Many Spaniards are very critical and believe that the government woke up too late, was too confident. The major demonstrations of March 8 are repeated in these criticisms because the government not only did not cancel them but called for their participation, as did Deputy Prime Minister Carmen Calvo. Almost 120,000 people were on the street that day in Madrid for Women’s Rights Day. Ms. Calvo is currently hospitalized for a respiratory infection and we are awaiting the results of the tests…
On that day, a far-right rally of 9,000 people and tens of thousands of people in the stadiums was also held, while the rapid advance of the epidemic was clear. It sort of discredited the government, although it is making a lot of strong decisions right now. Several regions governed by the Popular Party accuse the socialist government of requisitioning their equipment …

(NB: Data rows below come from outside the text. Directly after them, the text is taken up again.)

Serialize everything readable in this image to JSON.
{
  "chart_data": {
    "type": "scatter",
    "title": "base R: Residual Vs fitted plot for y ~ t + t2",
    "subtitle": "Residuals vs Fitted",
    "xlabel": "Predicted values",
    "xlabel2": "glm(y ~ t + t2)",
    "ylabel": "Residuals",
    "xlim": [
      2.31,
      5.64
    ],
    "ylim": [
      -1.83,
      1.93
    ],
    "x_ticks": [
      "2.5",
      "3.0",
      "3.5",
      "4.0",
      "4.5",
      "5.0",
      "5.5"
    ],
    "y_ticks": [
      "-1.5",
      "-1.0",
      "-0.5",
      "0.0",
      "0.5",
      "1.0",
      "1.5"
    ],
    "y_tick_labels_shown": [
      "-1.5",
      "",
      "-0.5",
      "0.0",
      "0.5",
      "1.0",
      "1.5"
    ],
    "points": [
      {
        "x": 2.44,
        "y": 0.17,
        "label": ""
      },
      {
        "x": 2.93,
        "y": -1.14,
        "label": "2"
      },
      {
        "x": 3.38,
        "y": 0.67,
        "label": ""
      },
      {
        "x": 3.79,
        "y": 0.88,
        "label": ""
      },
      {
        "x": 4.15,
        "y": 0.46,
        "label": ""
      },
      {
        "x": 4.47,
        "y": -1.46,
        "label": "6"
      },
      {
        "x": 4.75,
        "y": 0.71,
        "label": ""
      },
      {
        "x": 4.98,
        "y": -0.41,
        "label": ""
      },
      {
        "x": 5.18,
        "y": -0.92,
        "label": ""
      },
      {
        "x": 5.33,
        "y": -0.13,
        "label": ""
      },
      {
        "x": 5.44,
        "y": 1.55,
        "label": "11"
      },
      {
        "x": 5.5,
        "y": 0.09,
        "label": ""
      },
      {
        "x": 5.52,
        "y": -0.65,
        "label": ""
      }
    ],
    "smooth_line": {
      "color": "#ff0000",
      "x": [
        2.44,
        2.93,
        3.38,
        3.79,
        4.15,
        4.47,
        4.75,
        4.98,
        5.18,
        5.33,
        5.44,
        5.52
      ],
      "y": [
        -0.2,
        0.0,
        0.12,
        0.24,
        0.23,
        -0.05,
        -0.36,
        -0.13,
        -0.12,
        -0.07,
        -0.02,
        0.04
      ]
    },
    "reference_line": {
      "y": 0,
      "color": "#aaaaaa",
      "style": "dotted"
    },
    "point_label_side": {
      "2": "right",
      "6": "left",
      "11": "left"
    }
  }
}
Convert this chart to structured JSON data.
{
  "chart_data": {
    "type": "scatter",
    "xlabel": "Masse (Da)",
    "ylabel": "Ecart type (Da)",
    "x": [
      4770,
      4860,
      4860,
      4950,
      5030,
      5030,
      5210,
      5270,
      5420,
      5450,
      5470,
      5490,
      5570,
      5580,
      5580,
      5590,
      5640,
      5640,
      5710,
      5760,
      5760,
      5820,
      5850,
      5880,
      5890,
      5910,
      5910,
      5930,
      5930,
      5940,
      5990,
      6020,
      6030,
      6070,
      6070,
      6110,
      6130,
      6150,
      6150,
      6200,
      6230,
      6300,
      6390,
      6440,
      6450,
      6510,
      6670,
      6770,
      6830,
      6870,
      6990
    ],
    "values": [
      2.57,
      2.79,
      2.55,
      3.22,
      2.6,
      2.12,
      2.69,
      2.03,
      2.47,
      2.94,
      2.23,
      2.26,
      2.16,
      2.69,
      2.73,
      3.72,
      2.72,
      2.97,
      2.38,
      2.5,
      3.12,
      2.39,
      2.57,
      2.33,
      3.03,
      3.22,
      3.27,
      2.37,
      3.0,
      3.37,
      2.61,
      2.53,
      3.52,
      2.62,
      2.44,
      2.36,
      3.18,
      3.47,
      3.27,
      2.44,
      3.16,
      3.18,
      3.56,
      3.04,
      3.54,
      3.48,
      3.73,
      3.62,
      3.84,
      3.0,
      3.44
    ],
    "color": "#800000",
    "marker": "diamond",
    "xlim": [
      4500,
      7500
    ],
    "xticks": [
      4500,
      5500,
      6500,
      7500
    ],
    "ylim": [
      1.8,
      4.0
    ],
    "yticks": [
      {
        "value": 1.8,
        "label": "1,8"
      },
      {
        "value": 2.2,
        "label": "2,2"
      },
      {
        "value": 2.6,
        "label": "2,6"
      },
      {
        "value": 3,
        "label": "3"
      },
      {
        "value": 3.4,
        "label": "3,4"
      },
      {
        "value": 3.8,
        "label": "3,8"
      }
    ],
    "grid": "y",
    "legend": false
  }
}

This stirs up political disputes between right and left and a certain division of society at a time when unity is particularly sought after. Add to this the very worrying shortages of sanitary equipment. Many critics also claim the paralysis of the whole non-core economy.
Diego: Are we talking about an extension of the duration of confinement in Spain? Is it the same duration for each autonomous region?
It is the same duration for all, and today in the Council of Ministers it will be decided to extend the confinement until April 11, fifteen days more.
Hispanophile dismayed: How do you explain the reaction time of the Spanish government at the beginning of March, and in particular the absence of national measures when the number of cases exceeded one hundred? Have the autonomies tried to act faster than the state?
The government claims to have followed the experts’ recommendations from the start. A committee has been monitoring the progress of the pandemic since the end of January, but until the avalanche of cases in Madrid hospitals there was no strong reaction. The government says that the epidemic was not yet called a pandemic.
Only the Basque Country, La Rioja and Madrid have taken measures before the Spanish government by ordering the closure of classes. Most dragged their feet to do the same three days later, under pressure from the government.
Others asked, a little later, for the confinement of Madrid or their own: this is the case of Catalonia and Murcia, for example. Many are now demanding the cessation of all non-core economic activities … Political tensions are high right now.
Rey: How was the intervention of the king received? And how were the revelations about the “hidden fortune” of his father, Juan Carlos, received in this context?
Some appreciated his soothing message and his demand for unity in times of crisis, especially those who criticize the government and prefer to cling to this figure of head of state rather than that of the Prime Minister. Many others organized “casserolades” – casserole concerts – while he spoke to express their anger at this financial scandal that taints the monarchy and their rejection of the king’s figure.
At 9 p.m., all over Spain, we heard a lot of pan noises, which contrasted with the applause that every night at 8 p.m. the Spaniards dedicated to the nursing staff.